If it’s more cost effective for business to just pay the penalty rather than provide coverage, I wonder how many are going to opt for that strategy?
Any other business owners out there have a different view?
Would be interested to know.
Another poster, “John M” responds …
I ran the same simulation for the company I retired from. As a retiree, I continue to be in their group plan, at my own expense.
They can save $607,000 by terminating the health insurance plan, offset by a fine of $200,000. The company may get an extra push to eliminate health insurance courtesy of penalties on “Cadillac” plans. A rate increase of 4.7% would push it into Cadillac territory, which is defined by costs, not by benefits.
If cost savings were distributed to employees as raises, employees would presumably be able to purchase non-Cadillac plans with better benefits, and some potential savings. If there are minimum benefit schedules, then price would be the major consideration in buying health insurance.
“The Reaper” responds …
I don’t know about companies but individually. I’m just going to pay the fine each year (which is minimal) until I need health insurance (with some kind of illness/accident) then buy the insurance since I can’t be excluded. With any luck I’ll make it to Medicare and I’ll have saved a bundle of cash.
Looking Down The Road
Little Joe writes …
It is only after this bill is law for 5 or 10 years that we will begin to understand its effects. I believe they will be:
1. Costs far greater than anyone is the Government is letting us know. I challenge to name 3 government programs that cost what the government claimed they would. I can’t think of one, except, I think I read, the prescription drug bill.
2. Like Mass. the costs will increase greatly on an annual basis.
3. The quality of medicine will drop drastically. Can you name me a single government program of this size that actually improves anything. Feds got into schools and they got worse, Feds got into energy and the situation is worse.
This is the governments track record:
1. Social Security we can’t pay for.
2. Medicare we can’t pay for.
3. Prescription drug we can’t pay for.
4. Spend more money on education than any other nation in the world and many kids, especially in inner cities can’t read their diploma.
5. Criminal justice system that produces criminal injustice.
6. Can’t defend our borders, even banana republics can do that.
7. Country hopelessly in Debt.
8. Economy on the verge of destruction.
9. Encourages lending to people who can’t pay loans back.
10. Encouraged casino risk taking by removing moral hazard, which is the trigger that set of the current catastrophe and now further eliminates moral hazard by guaranteeing bank loans to one another.
Most Americans have apparently become aware of the ineptitude of government. Those who haven’t are the ones who think this health care bill will be a good thing for America.
For now ….
What will your company do and what will you do?
Large corporations will probably pony up. There would be an enormous backlash if they dropped benefits.
Smaller companies are another matter. I suspect many struggling companies will drop coverage if there is an economic benefit.
Looking at individuals, the annual penalty is $695 dollars or 2.5 percent of income.

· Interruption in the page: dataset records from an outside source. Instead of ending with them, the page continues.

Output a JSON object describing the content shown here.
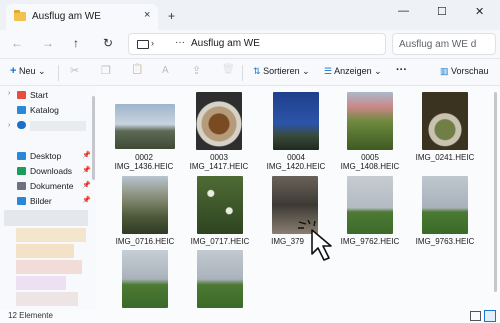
{
  "window": {
    "tab_title": "Ausflug am WE",
    "tab_close": "×",
    "new_tab": "+",
    "minimize": "—",
    "maximize": "☐",
    "close": "✕"
  },
  "nav": {
    "back": "←",
    "forward": "→",
    "up": "↑",
    "refresh": "↻",
    "address_sep": "›",
    "address_more": "···",
    "address_chevron": "›",
    "address_path": "Ausflug am WE",
    "search_placeholder": "Ausflug am WE d"
  },
  "toolbar": {
    "new_label": "Neu",
    "new_plus": "+",
    "cut": "✂",
    "copy": "❐",
    "paste": "📋",
    "rename": "A",
    "share": "⇪",
    "delete": "🗑",
    "sort_label": "Sortieren",
    "view_label": "Anzeigen",
    "more": "···",
    "preview_label": "Vorschau",
    "dropdown": "⌄"
  },
  "sidebar": {
    "items": [
      {
        "label": "Start",
        "icon": "home-icon",
        "color": "#e84c3d"
      },
      {
        "label": "Katalog",
        "icon": "gallery-icon",
        "color": "#2b88d8"
      },
      {
        "label": "",
        "icon": "onedrive-icon",
        "color": "#1e6fc7"
      },
      {
        "label": "Desktop",
        "icon": "desktop-icon",
        "color": "#2b88d8"
      },
      {
        "label": "Downloads",
        "icon": "download-icon",
        "color": "#1b9e5a"
      },
      {
        "label": "Dokumente",
        "icon": "document-icon",
        "color": "#6b7280"
      },
      {
        "label": "Bilder",
        "icon": "pictures-icon",
        "color": "#2b88d8"
      }
    ],
    "pin": "📌",
    "chevron": "›"
  },
  "files": [
    {
      "top": "0002",
      "name": "IMG_1436.HEIC"
    },
    {
      "top": "0003",
      "name": "IMG_1417.HEIC"
    },
    {
      "top": "0004",
      "name": "IMG_1420.HEIC"
    },
    {
      "top": "0005",
      "name": "IMG_1408.HEIC"
    },
    {
      "top": "",
      "name": "IMG_0241.HEIC"
    },
    {
      "top": "",
      "name": "IMG_0716.HEIC"
    },
    {
      "top": "",
      "name": "IMG_0717.HEIC"
    },
    {
      "top": "",
      "name": "IMG_379"
    },
    {
      "top": "",
      "name": "IMG_9762.HEIC"
    },
    {
      "top": "",
      "name": "IMG_9763.HEIC"
    },
    {
      "top": "",
      "name": ""
    },
    {
      "top": "",
      "name": ""
    }
  ],
  "status": {
    "count": "12 Elemente"
  },
  "colors": {
    "accent": "#1a73c8",
    "folder": "#f2c14e"
  }
}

The penalty cap is $2,250 per family as of 2016.
Many of the young and healthy will simply opt out. After all, the bill will not allow discrimination based on preexisting conditions. Thus, it practically begs the young and healthy to opt out.
Moreover, if we can judge from “The Reaper” many healthy individuals approaching retirement will opt out as well.
Illegal aliens sure will not be buying coverage.
Finally, there are many who cannot afford, or believe they cannot afford anything at all. They too will opt out if the fine is lower.
94% coverage as a result of this bill? Don’t count on it.